Ese método ya había sido utilizado con la ley Bases y volvió a repetirse con las reformas enviadas este año al Congreso. En Casa Rosada sostienen que, aunque algunos capítulos se pierdan en el camino, el balance final suele ser favorable porque terminan aprobándose cambios que, presentados de manera individual, encontrarían mayores dificultades para avanzar. Es una estrategia de acumulación legislativa que privilegia el resultado global por encima de cada artículo en particular.

Bartolomé Abdala presidió la sesión de Inviolabilidad de la Propiedad Privada.

Sin embargo, el caso de la ley de Tierras expuso uno de los riesgos de ese mecanismo. Al incorporar iniciativas de alto impacto político dentro de un paquete mucho más amplio, el Gobierno terminó otorgando a la oposición un punto de concentración para ordenar el rechazo.

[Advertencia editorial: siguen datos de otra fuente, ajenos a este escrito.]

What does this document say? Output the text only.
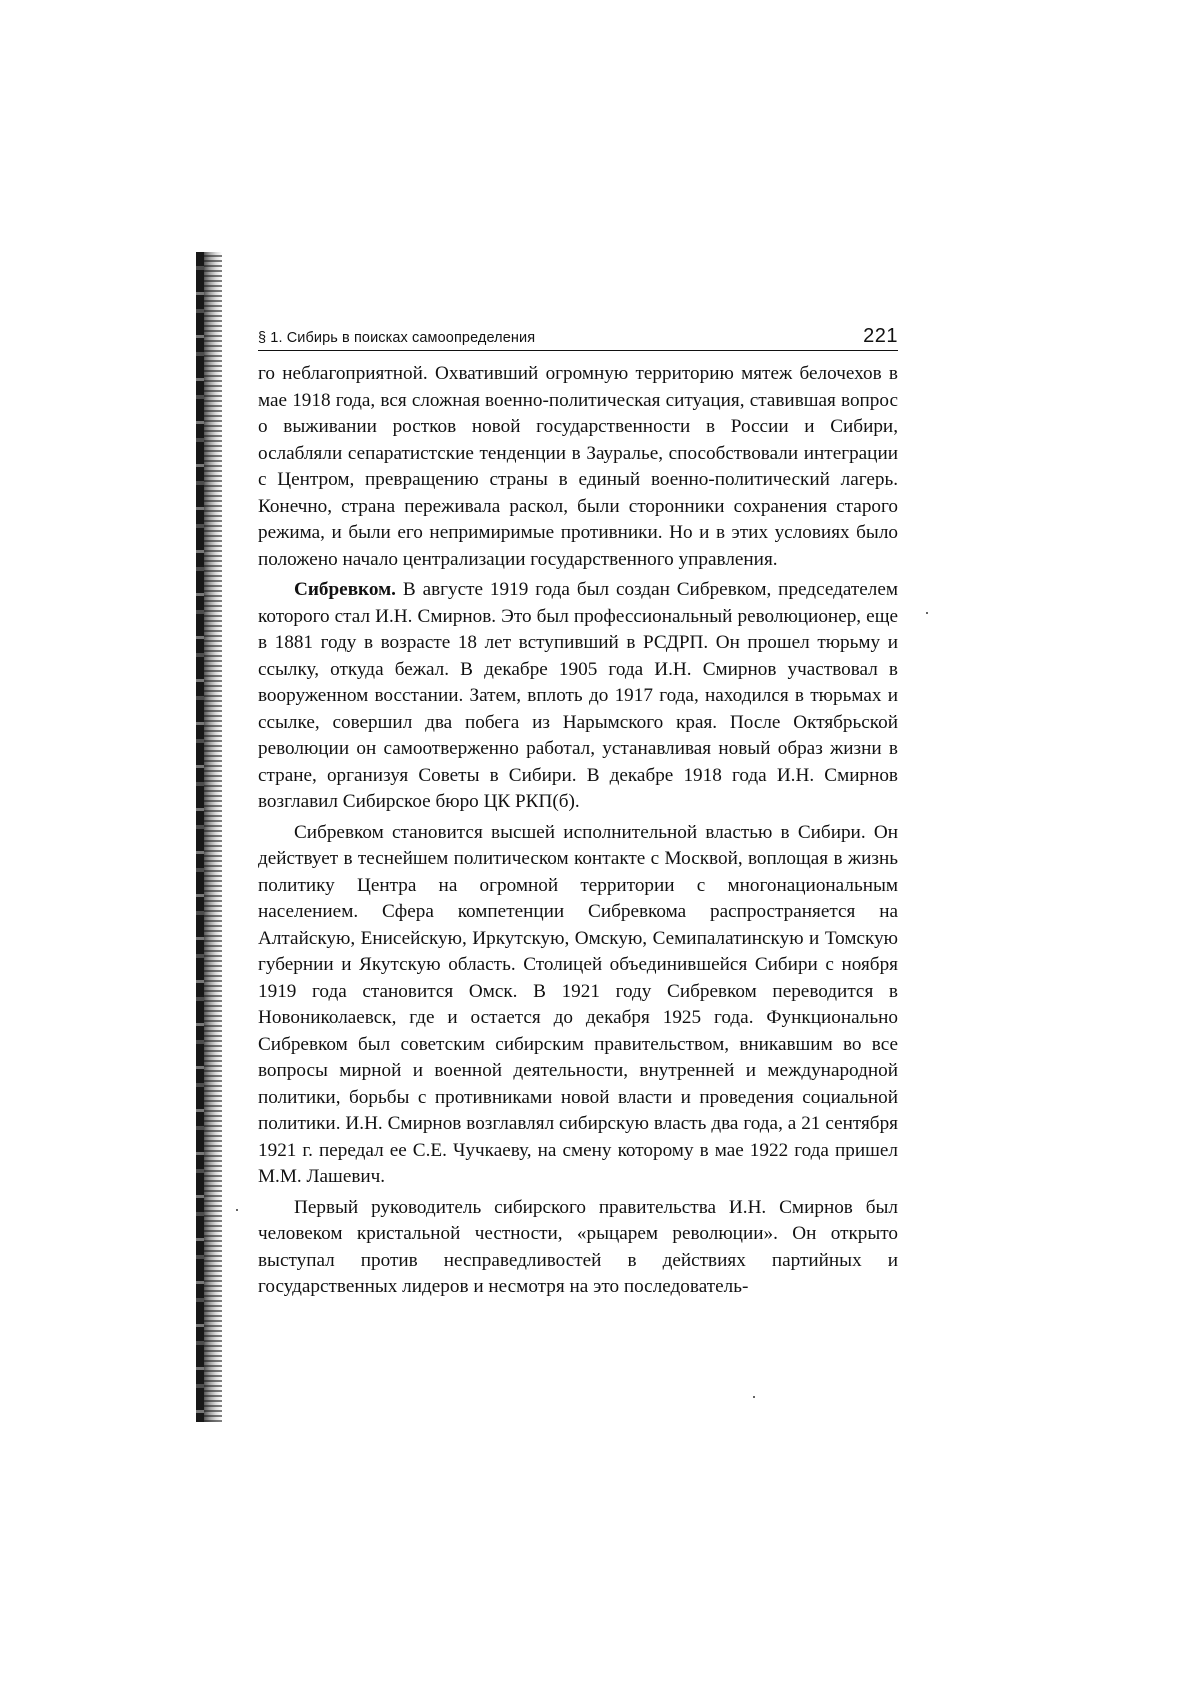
§ 1. Сибирь в поисках самоопределения	221

го неблагоприятной. Охвативший огромную территорию мятеж белочехов в мае 1918 года, вся сложная военно-политическая ситуация, ставившая вопрос о выживании ростков новой государственности в России и Сибири, ослабляли сепаратистские тенденции в Зауралье, способствовали интеграции с Центром, превращению страны в единый военно-политический лагерь. Конечно, страна переживала раскол, были сторонники сохранения старого режима, и были его непримиримые противники. Но и в этих условиях было положено начало централизации государственного управления.

Сибревком. В августе 1919 года был создан Сибревком, председателем которого стал И.Н. Смирнов. Это был профессиональный революционер, еще в 1881 году в возрасте 18 лет вступивший в РСДРП. Он прошел тюрьму и ссылку, откуда бежал. В декабре 1905 года И.Н. Смирнов участвовал в вооруженном восстании. Затем, вплоть до 1917 года, находился в тюрьмах и ссылке, совершил два побега из Нарымского края. После Октябрьской революции он самоотверженно работал, устанавливая новый образ жизни в стране, организуя Советы в Сибири. В декабре 1918 года И.Н. Смирнов возглавил Сибирское бюро ЦК РКП(б).

Сибревком становится высшей исполнительной властью в Сибири. Он действует в теснейшем политическом контакте с Москвой, воплощая в жизнь политику Центра на огромной территории с многонациональным населением. Сфера компетенции Сибревкома распространяется на Алтайскую, Енисейскую, Иркутскую, Омскую, Семипалатинскую и Томскую губернии и Якутскую область. Столицей объединившейся Сибири с ноября 1919 года становится Омск. В 1921 году Сибревком переводится в Новониколаевск, где и остается до декабря 1925 года. Функционально Сибревком был советским сибирским правительством, вникавшим во все вопросы мирной и военной деятельности, внутренней и международной политики, борьбы с противниками новой власти и проведения социальной политики. И.Н. Смирнов возглавлял сибирскую власть два года, а 21 сентября 1921 г. передал ее С.Е. Чучкаеву, на смену которому в мае 1922 года пришел М.М. Лашевич.

Первый руководитель сибирского правительства И.Н. Смирнов был человеком кристальной честности, «рыцарем революции». Он открыто выступал против несправедливостей в действиях партийных и государственных лидеров и несмотря на это последователь-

La controversia alrededor de ese capítulo terminó condicionando la discusión del resto del proyecto y obligó al oficialismo a retroceder para evitar una derrota todavía más costosa.

Mientras algunos responsabilizaron a la estrategia parlamentaria y otros cuestionaron la comunicación política, también aparecieron críticas hacia la falta de coordinación entre los ministerios involucrados y quienes llevaron adelante las negociaciones con los bloques dialoguistas. El consenso interno es que el Gobierno llegó tarde a explicar una iniciativa que ya había quedado encapsulada en una narrativa adversa.

Más allá del revés legislativo, el episodio dejó una enseñanza incómoda para la administración de Javier Milei. Por primera vez en mucho tiempo, el oficialismo comprobó que su capacidad para fijar la agenda y dominar la conversación pública tiene límites cuando confluyen resistencia política, rechazo social y una amplificación masiva desde actores ajenos al sistema partidario.

Con ese diagnóstico sobre la mesa, el Gobierno intentará dar vuelta la página apenas Milei regrese de su gira por Ecuador y Colombia. Para el martes próximo ya está prevista una nueva reunión de la mesa política en la Casa Rosada, donde el oficialismo buscará reordenar prioridades después del revés legislativo y redefinir la estrategia para las próximas semanas.

Entre los temas que se terminarán de coordinar figuran la organización de la visita del papa León XIV a la Argentina, prevista para los próximos meses, y los detalles del encuentro que Milei pretende encabezar con líderes de la derecha de la región. En Balcarce 50 buscan que ambas iniciativas permitan recuperar la iniciativa política y volver a instalar una agenda propia.